No one asked why those fairly recent (since 1950s) Tiffany powder cases ended up being displayed in a museum supposed to be dedicated to China's imperial past.

One thing is sure: Overseas luxury brands all strive to be seen in that temple of Chinese antiquity.

Meanwhile, the exclusive club represents an extension of the luxury concept.

As some of the the super rich have grown somewhat wary of the stigma of crass accumulation, they begin to talk of "low-key" luxury. The palace club intended to purvey exactly this type of luxury.

But whatever the criticism directed towards the museum, it has certainly made strides along the road of "cultural industrialization."

In light of that mandate, any establishment, cultural or not, needs to justify its existence on the basis of rigorous cost-analysis in the marketplace.

As moral scruples tend to interfere with the working of market mechanisms, they are eminently expendable.

The Palace Museum is not an exception. Similar clubs can also be found in, say, a former imperial summer retreat in Chengde, Hebei Province.

A new paradigm

Obviously some overseas investors view the steady conquests of brands like LV as an ideal way of transferring wealth.

It's an open secret that most of these luxuries are first made in China, in Foxconn-like conditions where the workers are as a rule overworked and underpaid.

The finished products are labeled with overseas brands, and then sold back to customers in China at 1,000 percent mark up.
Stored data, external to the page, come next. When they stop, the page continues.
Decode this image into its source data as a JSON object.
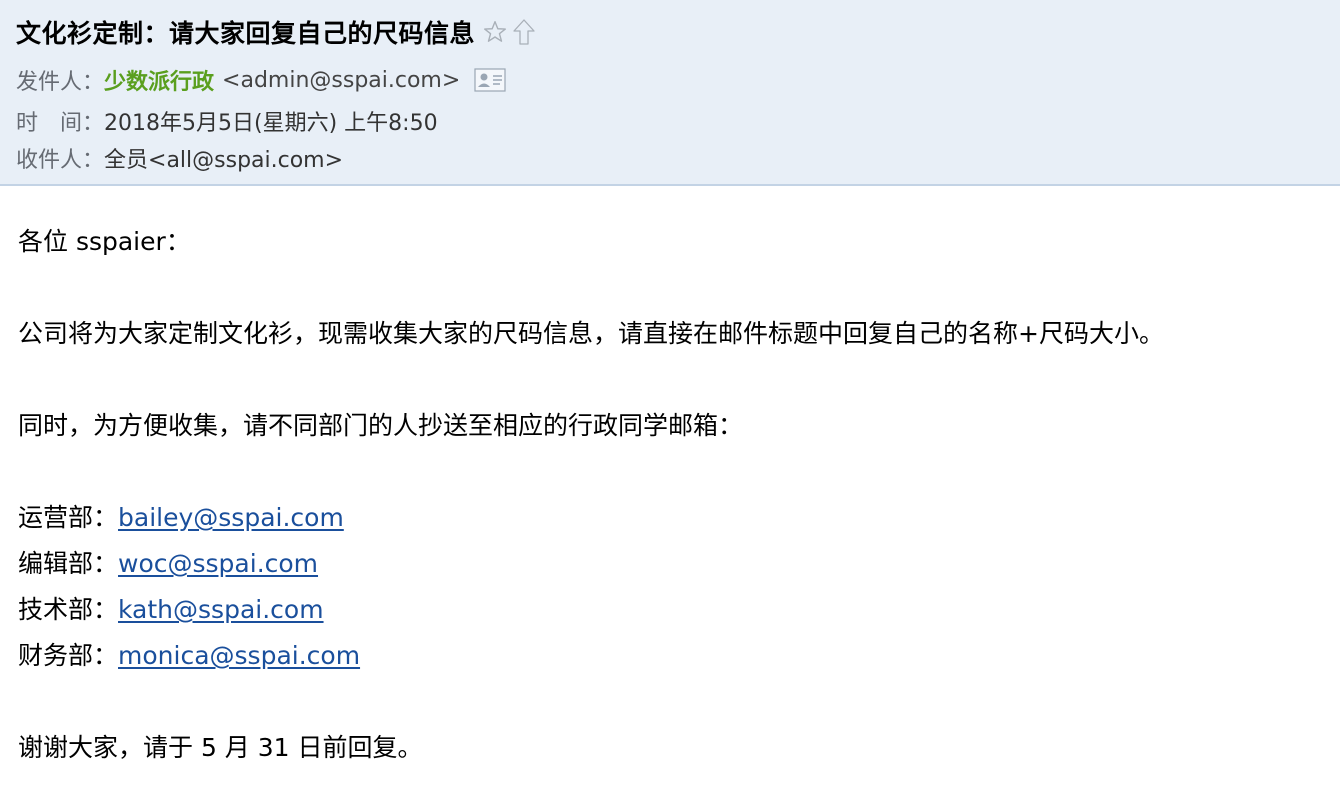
{
  "email": {
    "subject": "文化衫定制：请大家回复自己的尺码信息",
    "icons": {
      "star": "star-outline-icon",
      "up": "arrow-up-outline-icon",
      "contact": "contact-card-icon"
    },
    "from_label": "发件人：",
    "from_name": "少数派行政",
    "from_email": "<admin@sspai.com>",
    "time_label": "时　间：",
    "time_value": "2018年5月5日(星期六) 上午8:50",
    "to_label": "收件人：",
    "to_value": "全员<all@sspai.com>",
    "colors": {
      "header_bg": "#e8eff7",
      "sender_green": "#5a9f1e",
      "link_blue": "#1a4f9c"
    }
  },
  "body": {
    "greeting": "各位 sspaier：",
    "paragraph1": "公司将为大家定制文化衫，现需收集大家的尺码信息，请直接在邮件标题中回复自己的名称+尺码大小。",
    "paragraph2": "同时，为方便收集，请不同部门的人抄送至相应的行政同学邮箱：",
    "departments": [
      {
        "label": "运营部：",
        "email": "bailey@sspai.com"
      },
      {
        "label": "编辑部：",
        "email": "woc@sspai.com"
      },
      {
        "label": "技术部：",
        "email": "kath@sspai.com"
      },
      {
        "label": "财务部：",
        "email": "monica@sspai.com"
      }
    ],
    "closing": "谢谢大家，请于 5 月 31 日前回复。"
  }
}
The suicidal leaps and fatal explosion at Foxconn should shed more light on a bizarre economic paradigm where a label can become much more valuable than the actual product. The by-products also include degradations of the environment.

The nation's leadership must look beyond crude (increasingly aggressive) economic boosterism, and view themselves as a sort of priesthood obliged to minister to the spiritual welfare of the nation. We have been playing down the debate of "isms", for too long.